Hendrique esperó a que Werner se marchara, para ir a buscar al revisor. Le encontró en una angosta e incómoda cabina situada en la parte posterior del vagón. Declinó la invitación a café y se alegró cuando vio lo que el revisor vertía en su taza desportillada. Tenía el aspecto de la miel. El revisor escuchó el plan de Hendrique y al principio se negó a considerarlo, pero su actitud cambió milagrosamente en el momento que Hendrique sacó un fajo de billetes del bolsillo de la chaqueta. Apartó cinco billetes de 50 000 liras y el revisor sugirió un par de alteraciones en el plan que, en su opinión, lo dotarían de más agilidad. Hendrique escuchó en silencio, satisfecho por los conocimientos del revisor sobre la disposición del tren. Repasaron el plan corregido, y después Hendrique entregó los billetes a su cómplice, que los guardó en el bolsillo de su blusón. Hendrique le siguió con la mirada mientras se alejaba. Recogió del suelo un ejemplar doblado de una revista italiana y la hojeó. La modelo de la página central desplegable le recordó a su esposa.

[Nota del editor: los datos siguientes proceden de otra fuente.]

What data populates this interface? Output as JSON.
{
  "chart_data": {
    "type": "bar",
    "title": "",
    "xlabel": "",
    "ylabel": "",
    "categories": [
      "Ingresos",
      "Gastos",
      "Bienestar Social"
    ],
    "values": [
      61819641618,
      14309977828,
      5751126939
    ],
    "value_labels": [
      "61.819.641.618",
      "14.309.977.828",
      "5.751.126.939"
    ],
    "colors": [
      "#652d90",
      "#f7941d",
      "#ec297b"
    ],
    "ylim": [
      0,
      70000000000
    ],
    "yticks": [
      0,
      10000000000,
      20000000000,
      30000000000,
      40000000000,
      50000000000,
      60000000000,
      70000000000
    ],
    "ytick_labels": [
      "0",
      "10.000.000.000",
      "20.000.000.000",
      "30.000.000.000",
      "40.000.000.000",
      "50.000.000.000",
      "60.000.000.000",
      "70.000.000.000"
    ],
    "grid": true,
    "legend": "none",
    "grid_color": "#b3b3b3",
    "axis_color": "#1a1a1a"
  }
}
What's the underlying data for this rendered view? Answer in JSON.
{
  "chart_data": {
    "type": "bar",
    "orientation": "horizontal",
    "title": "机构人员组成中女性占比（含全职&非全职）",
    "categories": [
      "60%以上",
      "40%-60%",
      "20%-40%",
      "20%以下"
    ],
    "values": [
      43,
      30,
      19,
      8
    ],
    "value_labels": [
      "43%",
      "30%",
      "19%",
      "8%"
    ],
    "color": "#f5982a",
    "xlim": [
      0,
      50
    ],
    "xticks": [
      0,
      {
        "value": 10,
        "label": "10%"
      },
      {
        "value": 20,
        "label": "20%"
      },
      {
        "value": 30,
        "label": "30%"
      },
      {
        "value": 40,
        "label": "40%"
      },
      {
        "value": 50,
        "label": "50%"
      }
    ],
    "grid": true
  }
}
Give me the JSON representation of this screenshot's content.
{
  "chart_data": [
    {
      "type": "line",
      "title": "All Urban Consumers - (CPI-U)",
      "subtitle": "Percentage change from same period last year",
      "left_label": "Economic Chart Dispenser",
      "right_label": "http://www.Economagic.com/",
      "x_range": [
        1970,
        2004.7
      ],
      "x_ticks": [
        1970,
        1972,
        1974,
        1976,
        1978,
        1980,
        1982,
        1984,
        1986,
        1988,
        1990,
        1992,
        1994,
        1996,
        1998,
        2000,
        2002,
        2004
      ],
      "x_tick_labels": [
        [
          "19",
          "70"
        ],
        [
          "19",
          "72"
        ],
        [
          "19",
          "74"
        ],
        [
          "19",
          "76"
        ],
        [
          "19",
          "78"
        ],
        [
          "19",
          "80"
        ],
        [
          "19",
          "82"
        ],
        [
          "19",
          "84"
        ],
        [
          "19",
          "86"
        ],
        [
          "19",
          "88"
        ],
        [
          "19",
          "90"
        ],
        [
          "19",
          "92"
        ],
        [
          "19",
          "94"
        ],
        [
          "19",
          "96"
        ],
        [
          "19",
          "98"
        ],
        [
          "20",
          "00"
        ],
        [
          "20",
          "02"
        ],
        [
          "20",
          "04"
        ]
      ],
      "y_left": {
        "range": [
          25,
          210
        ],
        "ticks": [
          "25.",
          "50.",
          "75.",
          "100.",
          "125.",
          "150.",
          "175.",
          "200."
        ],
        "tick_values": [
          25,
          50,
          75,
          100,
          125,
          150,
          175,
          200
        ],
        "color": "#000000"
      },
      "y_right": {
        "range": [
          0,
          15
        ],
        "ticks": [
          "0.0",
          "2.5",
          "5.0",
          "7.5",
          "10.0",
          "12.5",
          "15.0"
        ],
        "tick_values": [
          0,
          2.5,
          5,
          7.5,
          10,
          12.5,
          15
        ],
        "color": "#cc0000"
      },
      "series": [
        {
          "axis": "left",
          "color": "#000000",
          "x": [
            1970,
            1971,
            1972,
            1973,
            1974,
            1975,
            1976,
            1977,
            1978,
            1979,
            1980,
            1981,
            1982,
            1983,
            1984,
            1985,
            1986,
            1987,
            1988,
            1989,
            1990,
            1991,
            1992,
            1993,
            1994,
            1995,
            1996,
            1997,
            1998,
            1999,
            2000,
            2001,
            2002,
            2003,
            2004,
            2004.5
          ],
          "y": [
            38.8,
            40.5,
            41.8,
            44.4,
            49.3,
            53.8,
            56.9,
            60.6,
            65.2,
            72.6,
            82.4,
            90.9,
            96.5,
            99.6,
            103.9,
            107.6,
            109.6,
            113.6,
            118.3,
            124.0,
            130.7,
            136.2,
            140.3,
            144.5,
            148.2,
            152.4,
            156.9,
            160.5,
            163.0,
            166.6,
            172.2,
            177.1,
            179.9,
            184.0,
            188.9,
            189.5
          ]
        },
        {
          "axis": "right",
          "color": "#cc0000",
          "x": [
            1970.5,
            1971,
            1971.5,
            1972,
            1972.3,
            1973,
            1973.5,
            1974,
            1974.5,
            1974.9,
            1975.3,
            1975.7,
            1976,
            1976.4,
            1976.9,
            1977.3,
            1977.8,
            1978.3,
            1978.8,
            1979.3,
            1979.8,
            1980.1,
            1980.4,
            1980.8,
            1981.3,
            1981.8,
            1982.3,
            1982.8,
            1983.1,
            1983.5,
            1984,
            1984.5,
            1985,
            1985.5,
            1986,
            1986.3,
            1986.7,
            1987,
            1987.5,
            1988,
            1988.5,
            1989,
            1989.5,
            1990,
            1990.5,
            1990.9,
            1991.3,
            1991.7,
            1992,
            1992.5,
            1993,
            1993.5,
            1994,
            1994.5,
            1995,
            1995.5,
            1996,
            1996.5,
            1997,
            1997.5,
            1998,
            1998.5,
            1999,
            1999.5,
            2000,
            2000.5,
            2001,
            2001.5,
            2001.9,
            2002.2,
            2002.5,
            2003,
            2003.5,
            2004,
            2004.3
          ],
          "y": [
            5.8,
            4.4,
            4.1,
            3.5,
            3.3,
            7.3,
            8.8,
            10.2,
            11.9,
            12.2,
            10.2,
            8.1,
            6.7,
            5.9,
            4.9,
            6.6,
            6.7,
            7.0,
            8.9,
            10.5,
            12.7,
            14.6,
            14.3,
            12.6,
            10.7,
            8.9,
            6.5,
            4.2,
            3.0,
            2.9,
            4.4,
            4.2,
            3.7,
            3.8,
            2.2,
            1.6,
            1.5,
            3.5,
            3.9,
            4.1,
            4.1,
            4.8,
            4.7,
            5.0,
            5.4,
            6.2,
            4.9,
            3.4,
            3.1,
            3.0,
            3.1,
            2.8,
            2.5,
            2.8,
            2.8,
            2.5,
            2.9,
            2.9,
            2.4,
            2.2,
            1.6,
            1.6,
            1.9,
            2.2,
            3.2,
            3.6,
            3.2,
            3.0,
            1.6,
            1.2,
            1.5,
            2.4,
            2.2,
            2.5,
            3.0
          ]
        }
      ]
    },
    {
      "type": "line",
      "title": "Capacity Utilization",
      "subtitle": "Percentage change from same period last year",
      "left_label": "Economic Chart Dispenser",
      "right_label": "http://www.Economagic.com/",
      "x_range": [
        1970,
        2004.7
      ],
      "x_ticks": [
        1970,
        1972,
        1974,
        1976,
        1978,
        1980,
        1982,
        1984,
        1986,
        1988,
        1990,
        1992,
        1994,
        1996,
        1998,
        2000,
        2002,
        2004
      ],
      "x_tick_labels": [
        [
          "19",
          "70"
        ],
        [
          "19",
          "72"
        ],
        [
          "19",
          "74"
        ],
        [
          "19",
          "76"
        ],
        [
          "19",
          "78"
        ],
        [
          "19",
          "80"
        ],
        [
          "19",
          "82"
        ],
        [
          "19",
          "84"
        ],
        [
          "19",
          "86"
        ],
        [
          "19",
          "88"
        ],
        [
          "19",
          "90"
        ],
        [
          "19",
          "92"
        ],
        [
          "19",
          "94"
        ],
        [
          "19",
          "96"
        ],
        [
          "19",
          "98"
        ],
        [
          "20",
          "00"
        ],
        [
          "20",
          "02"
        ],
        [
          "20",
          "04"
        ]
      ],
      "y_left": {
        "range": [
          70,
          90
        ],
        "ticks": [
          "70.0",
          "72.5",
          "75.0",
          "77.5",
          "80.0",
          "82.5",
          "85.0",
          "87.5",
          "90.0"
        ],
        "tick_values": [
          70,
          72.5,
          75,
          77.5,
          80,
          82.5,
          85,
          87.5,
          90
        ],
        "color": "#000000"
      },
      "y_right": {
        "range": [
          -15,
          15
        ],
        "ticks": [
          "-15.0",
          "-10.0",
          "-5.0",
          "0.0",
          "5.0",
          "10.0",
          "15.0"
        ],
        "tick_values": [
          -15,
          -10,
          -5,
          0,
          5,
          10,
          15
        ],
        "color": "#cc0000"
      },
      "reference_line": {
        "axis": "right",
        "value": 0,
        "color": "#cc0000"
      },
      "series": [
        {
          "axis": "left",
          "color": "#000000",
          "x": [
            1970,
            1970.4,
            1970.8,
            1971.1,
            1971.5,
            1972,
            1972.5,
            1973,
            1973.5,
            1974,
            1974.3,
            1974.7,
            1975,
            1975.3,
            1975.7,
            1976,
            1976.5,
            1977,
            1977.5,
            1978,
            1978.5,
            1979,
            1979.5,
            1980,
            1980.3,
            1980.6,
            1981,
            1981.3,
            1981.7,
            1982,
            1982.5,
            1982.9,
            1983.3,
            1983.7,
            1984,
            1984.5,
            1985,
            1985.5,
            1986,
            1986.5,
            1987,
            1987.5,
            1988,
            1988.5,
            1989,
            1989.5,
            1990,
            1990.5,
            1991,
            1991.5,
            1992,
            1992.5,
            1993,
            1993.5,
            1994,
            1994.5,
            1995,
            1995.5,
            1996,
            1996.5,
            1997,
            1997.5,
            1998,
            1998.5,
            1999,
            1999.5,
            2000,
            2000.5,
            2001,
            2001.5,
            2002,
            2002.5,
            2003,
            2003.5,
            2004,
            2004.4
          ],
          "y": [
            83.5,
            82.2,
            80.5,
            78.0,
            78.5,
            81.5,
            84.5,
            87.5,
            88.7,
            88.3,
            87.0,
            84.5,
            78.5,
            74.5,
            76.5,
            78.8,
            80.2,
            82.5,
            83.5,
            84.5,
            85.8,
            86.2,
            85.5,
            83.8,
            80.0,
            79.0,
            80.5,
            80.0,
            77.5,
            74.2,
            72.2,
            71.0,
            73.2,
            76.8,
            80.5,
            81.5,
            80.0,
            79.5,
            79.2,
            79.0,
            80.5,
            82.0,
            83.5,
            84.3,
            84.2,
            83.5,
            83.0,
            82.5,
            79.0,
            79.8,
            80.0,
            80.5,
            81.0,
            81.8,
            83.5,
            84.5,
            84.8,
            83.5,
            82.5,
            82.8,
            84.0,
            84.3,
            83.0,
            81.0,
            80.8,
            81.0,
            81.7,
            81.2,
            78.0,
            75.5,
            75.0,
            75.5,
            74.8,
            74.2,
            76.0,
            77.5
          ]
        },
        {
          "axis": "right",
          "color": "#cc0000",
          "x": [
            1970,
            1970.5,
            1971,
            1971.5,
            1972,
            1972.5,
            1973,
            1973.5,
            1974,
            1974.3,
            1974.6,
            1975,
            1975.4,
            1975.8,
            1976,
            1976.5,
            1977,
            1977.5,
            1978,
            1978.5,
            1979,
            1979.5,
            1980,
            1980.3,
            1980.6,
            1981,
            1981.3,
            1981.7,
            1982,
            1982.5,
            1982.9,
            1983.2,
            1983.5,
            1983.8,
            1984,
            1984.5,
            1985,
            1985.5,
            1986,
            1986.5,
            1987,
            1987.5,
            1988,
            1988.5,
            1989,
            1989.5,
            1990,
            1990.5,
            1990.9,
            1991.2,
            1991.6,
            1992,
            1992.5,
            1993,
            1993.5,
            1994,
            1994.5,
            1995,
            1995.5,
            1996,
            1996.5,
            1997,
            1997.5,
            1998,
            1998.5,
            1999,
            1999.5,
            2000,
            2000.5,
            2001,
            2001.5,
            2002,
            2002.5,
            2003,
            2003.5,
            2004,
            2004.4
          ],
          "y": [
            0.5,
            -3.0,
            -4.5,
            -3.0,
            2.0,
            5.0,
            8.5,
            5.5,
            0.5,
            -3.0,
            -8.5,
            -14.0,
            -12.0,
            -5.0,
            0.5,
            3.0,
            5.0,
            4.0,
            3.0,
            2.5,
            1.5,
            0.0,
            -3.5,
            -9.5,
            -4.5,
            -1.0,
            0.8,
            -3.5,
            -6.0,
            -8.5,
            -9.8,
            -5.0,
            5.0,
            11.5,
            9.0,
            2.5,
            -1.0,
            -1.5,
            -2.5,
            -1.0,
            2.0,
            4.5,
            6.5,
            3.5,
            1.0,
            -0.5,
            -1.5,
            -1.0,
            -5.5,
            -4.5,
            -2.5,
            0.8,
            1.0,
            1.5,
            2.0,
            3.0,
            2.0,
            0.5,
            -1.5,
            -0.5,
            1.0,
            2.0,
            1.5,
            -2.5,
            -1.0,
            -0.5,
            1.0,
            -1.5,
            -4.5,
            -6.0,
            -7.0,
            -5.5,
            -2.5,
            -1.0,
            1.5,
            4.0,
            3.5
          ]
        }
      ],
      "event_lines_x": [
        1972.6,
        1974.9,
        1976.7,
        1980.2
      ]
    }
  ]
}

Se habían conocido al poco de graduarse en la Balashikha en 1973. Bailaba en un espantoso espectáculo, en un club nocturno de baja estofa de Casablanca, donde el alcohol era barato y la comida, deleznable. Se casaron un mes después. Él pensó al principio que el hombre llegado a los pocos minutos de concluida la ceremonia era un amigo de la novia, pero la verdad le había encendido la cara como una bofetada cuando ella anunció que era su chulo. Golpeó al chulo sin piedad en la oficina de registro, y pese a que la joven le aseguró entre lágrimas que ya no se dedicaba a la profesión, abandonó Casablanca el mismo día. Nunca la volvió a ver.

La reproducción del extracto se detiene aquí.